17. A person flying a kite holds the string 5 feet above ground level and the string is let out at a rate of $2 \mathrm{ft} / \mathrm{sec}$ as the kite moves horizontally at an altitude of 105 feet (see figure). Assuming there is no sag in the string, find the rate at which the kite is moving when the string is 125 feet long. (Write a sentence explaining the meaning of your answer including units.)

Step 1 ：First, we need to calculate the value of \(x\) when \(z = 125\) feet. We can do this by rearranging the Pythagorean theorem to solve for \(x\): \(x = \sqrt{z^2 - y^2}\).

Step 2 ：Then, we can differentiate the Pythagorean theorem with respect to time \(t\) to get \(2x\frac{dx}{dt} + 2y\frac{dy}{dt} = 2z\frac{dz}{dt}\).

Step 3 ：Since \(y\) is constant (the height of the kite doesn't change), \(\frac{dy}{dt} = 0\).

Step 4 ：So, the equation simplifies to \(2x\frac{dx}{dt} = 2z\frac{dz}{dt}\).

Step 5 ：We can solve this equation for \(\frac{dx}{dt}\) to find the rate at which the kite is moving horizontally: \(\frac{dx}{dt} = \frac{z}{x}\frac{dz}{dt}\).

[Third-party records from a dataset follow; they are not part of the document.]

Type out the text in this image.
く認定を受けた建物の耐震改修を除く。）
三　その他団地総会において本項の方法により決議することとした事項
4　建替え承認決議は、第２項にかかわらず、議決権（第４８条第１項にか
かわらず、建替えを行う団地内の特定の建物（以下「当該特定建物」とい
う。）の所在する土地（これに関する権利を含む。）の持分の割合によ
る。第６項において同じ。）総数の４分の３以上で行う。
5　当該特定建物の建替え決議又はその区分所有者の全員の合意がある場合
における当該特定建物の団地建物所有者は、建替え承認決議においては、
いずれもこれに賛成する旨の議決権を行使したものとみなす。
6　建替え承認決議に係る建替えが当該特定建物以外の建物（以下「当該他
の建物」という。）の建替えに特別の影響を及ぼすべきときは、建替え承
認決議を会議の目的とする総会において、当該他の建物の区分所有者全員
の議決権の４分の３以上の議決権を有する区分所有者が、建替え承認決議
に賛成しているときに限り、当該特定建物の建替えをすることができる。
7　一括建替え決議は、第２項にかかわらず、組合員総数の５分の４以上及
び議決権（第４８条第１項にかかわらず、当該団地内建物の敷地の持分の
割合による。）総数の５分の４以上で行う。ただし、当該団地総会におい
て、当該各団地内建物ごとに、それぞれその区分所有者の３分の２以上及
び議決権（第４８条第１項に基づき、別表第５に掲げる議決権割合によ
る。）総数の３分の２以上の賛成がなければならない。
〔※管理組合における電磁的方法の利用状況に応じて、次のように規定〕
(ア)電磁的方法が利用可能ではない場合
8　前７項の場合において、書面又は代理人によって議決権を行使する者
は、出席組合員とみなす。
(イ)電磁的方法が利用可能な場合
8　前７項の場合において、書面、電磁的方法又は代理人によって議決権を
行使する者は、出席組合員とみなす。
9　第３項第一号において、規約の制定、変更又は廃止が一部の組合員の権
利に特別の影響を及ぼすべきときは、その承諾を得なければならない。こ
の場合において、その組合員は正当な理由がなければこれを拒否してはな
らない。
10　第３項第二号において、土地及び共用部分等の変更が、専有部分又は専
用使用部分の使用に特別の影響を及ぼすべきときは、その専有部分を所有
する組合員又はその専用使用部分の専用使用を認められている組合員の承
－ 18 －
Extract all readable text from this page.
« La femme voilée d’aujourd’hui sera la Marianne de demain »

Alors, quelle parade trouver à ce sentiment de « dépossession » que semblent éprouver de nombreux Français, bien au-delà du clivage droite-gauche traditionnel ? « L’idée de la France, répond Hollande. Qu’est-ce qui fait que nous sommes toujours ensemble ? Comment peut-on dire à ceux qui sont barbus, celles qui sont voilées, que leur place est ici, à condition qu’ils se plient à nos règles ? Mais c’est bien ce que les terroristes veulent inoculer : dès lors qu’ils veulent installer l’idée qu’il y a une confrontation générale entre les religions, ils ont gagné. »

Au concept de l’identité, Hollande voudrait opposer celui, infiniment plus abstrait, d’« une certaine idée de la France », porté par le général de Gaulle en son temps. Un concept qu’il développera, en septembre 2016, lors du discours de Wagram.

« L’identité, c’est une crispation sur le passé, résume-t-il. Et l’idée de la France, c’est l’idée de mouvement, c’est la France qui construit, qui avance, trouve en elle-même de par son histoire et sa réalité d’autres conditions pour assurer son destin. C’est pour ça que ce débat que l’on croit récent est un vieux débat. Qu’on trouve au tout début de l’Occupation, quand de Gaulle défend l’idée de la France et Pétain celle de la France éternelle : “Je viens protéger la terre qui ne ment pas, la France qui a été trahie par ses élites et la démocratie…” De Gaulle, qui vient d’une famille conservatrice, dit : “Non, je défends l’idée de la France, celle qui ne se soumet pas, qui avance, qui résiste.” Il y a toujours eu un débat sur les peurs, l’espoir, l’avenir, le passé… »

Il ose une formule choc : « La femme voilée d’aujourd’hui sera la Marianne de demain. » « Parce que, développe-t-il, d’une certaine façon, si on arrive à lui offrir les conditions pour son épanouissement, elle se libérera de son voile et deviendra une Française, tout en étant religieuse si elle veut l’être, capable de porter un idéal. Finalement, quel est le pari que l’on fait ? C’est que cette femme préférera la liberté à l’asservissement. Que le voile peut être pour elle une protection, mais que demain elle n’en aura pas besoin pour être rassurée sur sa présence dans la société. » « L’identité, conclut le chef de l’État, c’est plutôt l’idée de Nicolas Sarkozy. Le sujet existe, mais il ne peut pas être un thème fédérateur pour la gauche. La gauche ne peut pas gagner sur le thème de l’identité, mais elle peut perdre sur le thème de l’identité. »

Step 6 ：Finally, we can substitute the known values into this equation to find the answer. Given that \(y = 105\), \(z = 125\), and \(\frac{dz}{dt} = 2\), we find that \(x = \sqrt{z^2 - y^2} = 67.82329983125268\).

Step 7 ：Substituting these values into the equation for \(\frac{dx}{dt}\), we find that \(\frac{dx}{dt} = \frac{z}{x}\frac{dz}{dt} = 3.6860489038724285\).

Step 8 ：Final Answer: The rate at which the kite is moving horizontally when the string is 125 feet long is approximately \(\boxed{3.69 \, \text{feet/second}}\). This means that at that moment, the kite is moving away from the person flying it at a speed of 3.69 feet per second.